Enter the Semantic Web, an effort spearheaded by Tim Berners-Lee in 1999 to extend the Web to enable machines to take this mantle. At the outset, the idea -- to transform the Web into something machines can readily analyze -- seemed hopelessly academic. Yet with significant public data sets surfacing in Semantic Web form, the once crazy notion now stands to revolutionize how enterprise IT accesses and disseminates data via the Web.
RDF (Resource Description Framework) -- the Semantic Web's standard format for data interchange -- extends the URI linking structure of the Web beyond naming the two ends of a link, allowing relationships among all manner of resources to be delineated. But the key to the Semantic Web -- and where most people's eyes glaze over -- is its use of ontologies. If specialized communities can successfully create ontologies for classifying data within their domains of expertise, the Semantic Web can knit together these ontologies, which are written using RDF Schemas, SKOS (Simple Knowledge Organization System), and OWL (Web Ontology Language), thereby facilitating machine-based discovery and distribution of data.
Buy-in is essential to the success of the Semantic Web. And if it continues to show promise, that buy-in seems likely.
-- Martin Heller
12. Total information awareness
When the DoD's Information Awareness Office rolled out its high-tech scheme to track down terrorists in 2002, the program had all the hallmarks of a government boondoggle, invoking imagined -- and sometimes unimaginable -- future technologies to solve an immediate problem.
First, there was the hyperbolic, Orwellian name, Total Information Awareness (TIA); then there was the project leader, convicted Iran-Contra felon Rear Admiral John Poindexter. And finally there was the bloated goal: To aggregate, store, and analyze public and private data on an unimaginably massive scale, applying a predictive model that would correlate past activities to predict future acts.
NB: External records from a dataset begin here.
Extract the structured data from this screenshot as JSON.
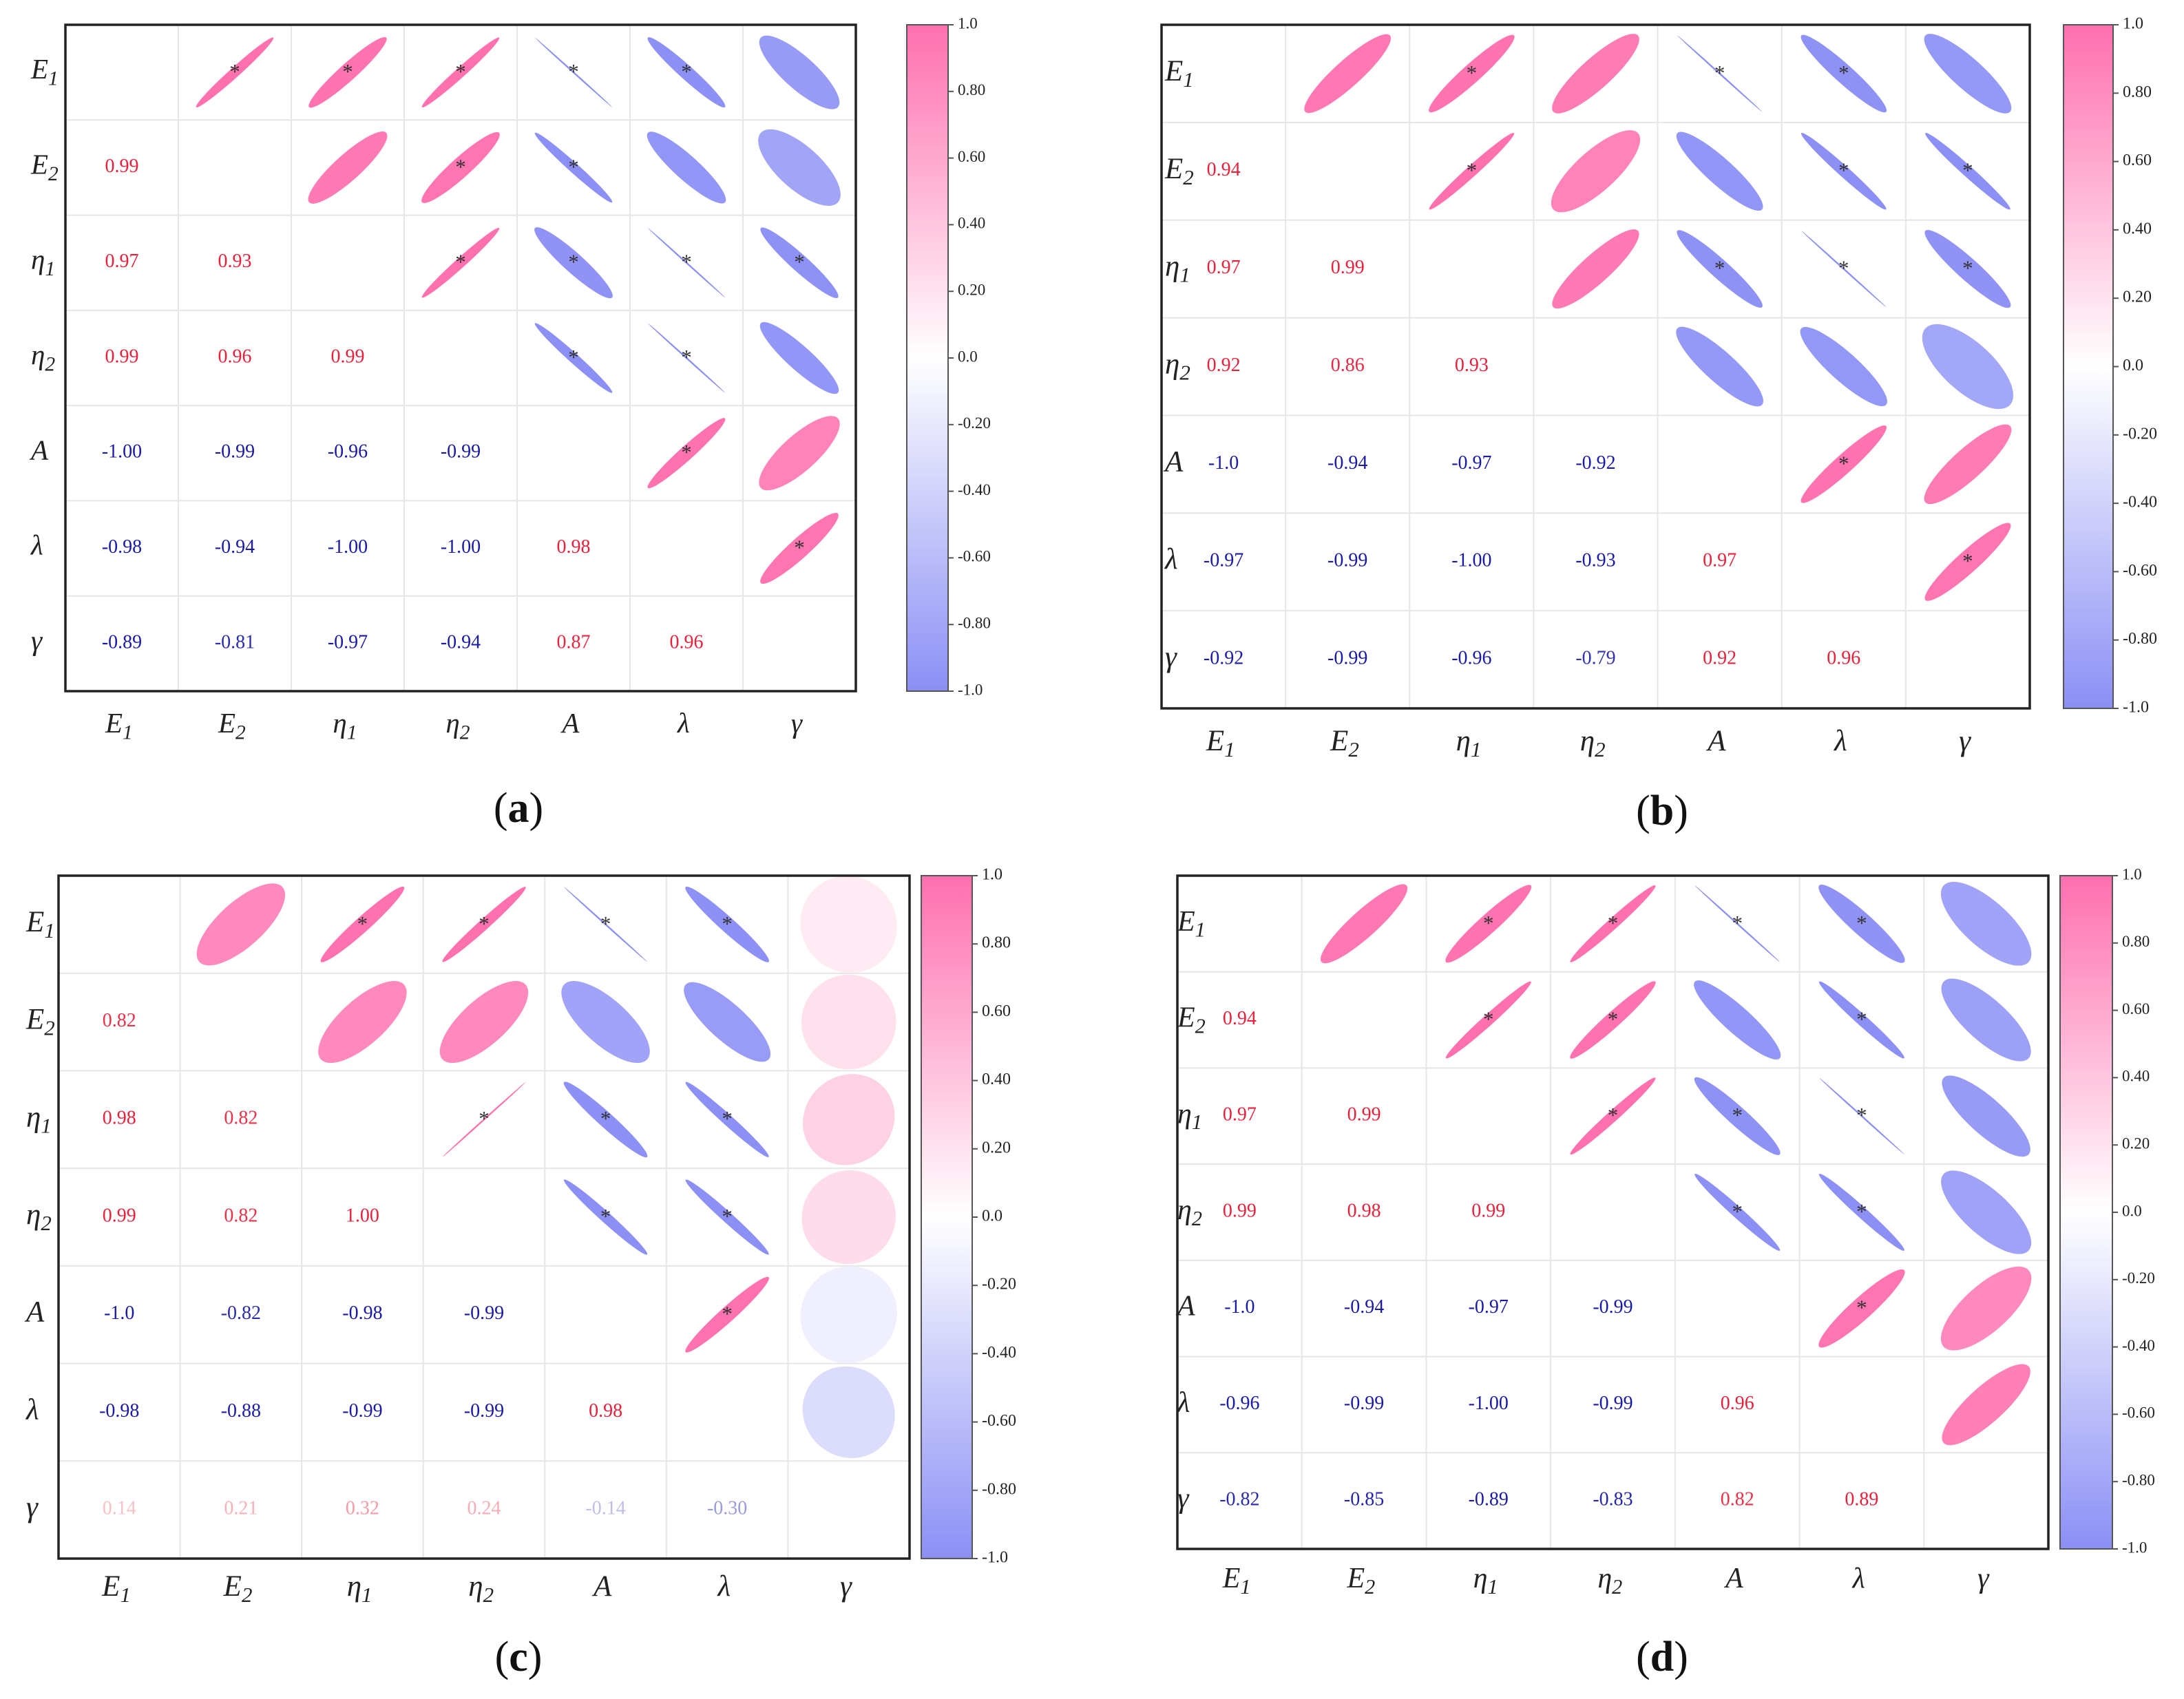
{
  "figure": {
    "colorbar_ticks": [
      "1.0",
      "0.80",
      "0.60",
      "0.40",
      "0.20",
      "0.0",
      "-0.20",
      "-0.40",
      "-0.60",
      "-0.80",
      "-1.0"
    ],
    "colors": {
      "positive_text": "#e8213a",
      "negative_text": "#1a1aa8",
      "positive_fill": "#ff6fae",
      "negative_fill": "#8b8ff5",
      "neutral": "#ffffff",
      "grid": "#e6e6e6",
      "frame": "#222222",
      "star": "#333333"
    }
  },
  "chart_data": [
    {
      "type": "heatmap",
      "subtype": "correlation-ellipse",
      "panel": "a",
      "title": "",
      "xlabel": "",
      "ylabel": "",
      "variables": [
        "E1",
        "E2",
        "η1",
        "η2",
        "A",
        "λ",
        "γ"
      ],
      "value_labels": [
        [
          null,
          null,
          null,
          null,
          null,
          null,
          null
        ],
        [
          "0.99",
          null,
          null,
          null,
          null,
          null,
          null
        ],
        [
          "0.97",
          "0.93",
          null,
          null,
          null,
          null,
          null
        ],
        [
          "0.99",
          "0.96",
          "0.99",
          null,
          null,
          null,
          null
        ],
        [
          "-1.00",
          "-0.99",
          "-0.96",
          "-0.99",
          null,
          null,
          null
        ],
        [
          "-0.98",
          "-0.94",
          "-1.00",
          "-1.00",
          "0.98",
          null,
          null
        ],
        [
          "-0.89",
          "-0.81",
          "-0.97",
          "-0.94",
          "0.87",
          "0.96",
          null
        ]
      ],
      "significant_upper": [
        [
          false,
          true,
          true,
          true,
          true,
          true,
          false
        ],
        [
          false,
          false,
          false,
          true,
          true,
          false,
          false
        ],
        [
          false,
          false,
          false,
          true,
          true,
          true,
          true
        ],
        [
          false,
          false,
          false,
          false,
          true,
          true,
          false
        ],
        [
          false,
          false,
          false,
          false,
          false,
          true,
          false
        ],
        [
          false,
          false,
          false,
          false,
          false,
          false,
          true
        ],
        [
          false,
          false,
          false,
          false,
          false,
          false,
          false
        ]
      ],
      "color_scale": [
        -1.0,
        1.0
      ]
    },
    {
      "type": "heatmap",
      "subtype": "correlation-ellipse",
      "panel": "b",
      "title": "",
      "xlabel": "",
      "ylabel": "",
      "variables": [
        "E1",
        "E2",
        "η1",
        "η2",
        "A",
        "λ",
        "γ"
      ],
      "value_labels": [
        [
          null,
          null,
          null,
          null,
          null,
          null,
          null
        ],
        [
          "0.94",
          null,
          null,
          null,
          null,
          null,
          null
        ],
        [
          "0.97",
          "0.99",
          null,
          null,
          null,
          null,
          null
        ],
        [
          "0.92",
          "0.86",
          "0.93",
          null,
          null,
          null,
          null
        ],
        [
          "-1.0",
          "-0.94",
          "-0.97",
          "-0.92",
          null,
          null,
          null
        ],
        [
          "-0.97",
          "-0.99",
          "-1.00",
          "-0.93",
          "0.97",
          null,
          null
        ],
        [
          "-0.92",
          "-0.99",
          "-0.96",
          "-0.79",
          "0.92",
          "0.96",
          null
        ]
      ],
      "significant_upper": [
        [
          false,
          false,
          true,
          false,
          true,
          true,
          false
        ],
        [
          false,
          false,
          true,
          false,
          false,
          true,
          true
        ],
        [
          false,
          false,
          false,
          false,
          true,
          true,
          true
        ],
        [
          false,
          false,
          false,
          false,
          false,
          false,
          false
        ],
        [
          false,
          false,
          false,
          false,
          false,
          true,
          false
        ],
        [
          false,
          false,
          false,
          false,
          false,
          false,
          true
        ],
        [
          false,
          false,
          false,
          false,
          false,
          false,
          false
        ]
      ],
      "color_scale": [
        -1.0,
        1.0
      ]
    },
    {
      "type": "heatmap",
      "subtype": "correlation-ellipse",
      "panel": "c",
      "title": "",
      "xlabel": "",
      "ylabel": "",
      "variables": [
        "E1",
        "E2",
        "η1",
        "η2",
        "A",
        "λ",
        "γ"
      ],
      "value_labels": [
        [
          null,
          null,
          null,
          null,
          null,
          null,
          null
        ],
        [
          "0.82",
          null,
          null,
          null,
          null,
          null,
          null
        ],
        [
          "0.98",
          "0.82",
          null,
          null,
          null,
          null,
          null
        ],
        [
          "0.99",
          "0.82",
          "1.00",
          null,
          null,
          null,
          null
        ],
        [
          "-1.0",
          "-0.82",
          "-0.98",
          "-0.99",
          null,
          null,
          null
        ],
        [
          "-0.98",
          "-0.88",
          "-0.99",
          "-0.99",
          "0.98",
          null,
          null
        ],
        [
          "0.14",
          "0.21",
          "0.32",
          "0.24",
          "-0.14",
          "-0.30",
          null
        ]
      ],
      "significant_upper": [
        [
          false,
          false,
          true,
          true,
          true,
          true,
          false
        ],
        [
          false,
          false,
          false,
          false,
          false,
          false,
          false
        ],
        [
          false,
          false,
          false,
          true,
          true,
          true,
          false
        ],
        [
          false,
          false,
          false,
          false,
          true,
          true,
          false
        ],
        [
          false,
          false,
          false,
          false,
          false,
          true,
          false
        ],
        [
          false,
          false,
          false,
          false,
          false,
          false,
          false
        ],
        [
          false,
          false,
          false,
          false,
          false,
          false,
          false
        ]
      ],
      "color_scale": [
        -1.0,
        1.0
      ]
    },
    {
      "type": "heatmap",
      "subtype": "correlation-ellipse",
      "panel": "d",
      "title": "",
      "xlabel": "",
      "ylabel": "",
      "variables": [
        "E1",
        "E2",
        "η1",
        "η2",
        "A",
        "λ",
        "γ"
      ],
      "value_labels": [
        [
          null,
          null,
          null,
          null,
          null,
          null,
          null
        ],
        [
          "0.94",
          null,
          null,
          null,
          null,
          null,
          null
        ],
        [
          "0.97",
          "0.99",
          null,
          null,
          null,
          null,
          null
        ],
        [
          "0.99",
          "0.98",
          "0.99",
          null,
          null,
          null,
          null
        ],
        [
          "-1.0",
          "-0.94",
          "-0.97",
          "-0.99",
          null,
          null,
          null
        ],
        [
          "-0.96",
          "-0.99",
          "-1.00",
          "-0.99",
          "0.96",
          null,
          null
        ],
        [
          "-0.82",
          "-0.85",
          "-0.89",
          "-0.83",
          "0.82",
          "0.89",
          null
        ]
      ],
      "significant_upper": [
        [
          false,
          false,
          true,
          true,
          true,
          true,
          false
        ],
        [
          false,
          false,
          true,
          true,
          false,
          true,
          false
        ],
        [
          false,
          false,
          false,
          true,
          true,
          true,
          false
        ],
        [
          false,
          false,
          false,
          false,
          true,
          true,
          false
        ],
        [
          false,
          false,
          false,
          false,
          false,
          true,
          false
        ],
        [
          false,
          false,
          false,
          false,
          false,
          false,
          false
        ],
        [
          false,
          false,
          false,
          false,
          false,
          false,
          false
        ]
      ],
      "color_scale": [
        -1.0,
        1.0
      ]
    }
  ]
}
Minority Report, anyone?
The project eventually got a PR makeover, emerging as "Terrorism Information Awareness." Even so, the idea was still technically far-fetched. To create a system that could scoop up and analyze citizens' or foreign nationals' credit card transactions, medical records, Web site activity, travel itineraries, e-mails, or anything with an electronic fingerprint, Poindexter called for a "total reinvention of technologies for storing and accessing information." That's the IT equivalent of a Hail Mary pass.
Ultimately, the technical hurdles became moot. Privacy advocates howled, public sentiment turned, and the Feds officially pulled the plug in 2003. Yet for all its sci-fi underpinnings, many of the technologies that constituted TIA aren't as nutty as they sound.
For instance, companies such as Teradata offer solutions that can migrate petabytes of data from disparate databases to a massive, integrated data repository, where customers can employ sophisticated data mining. Meanwhile, CallMiner and other speech analytics software enable companies to mine customer phone calls for business intelligence. And although today's predictive analysis tools may not be able to foretell a terrorist attack, they can, for example, analyze the failure rates of mechanical parts so that companies can adjust their inventories accordingly. Not too bad a technical legacy for such a mixed bag of seemingly crackpot notions.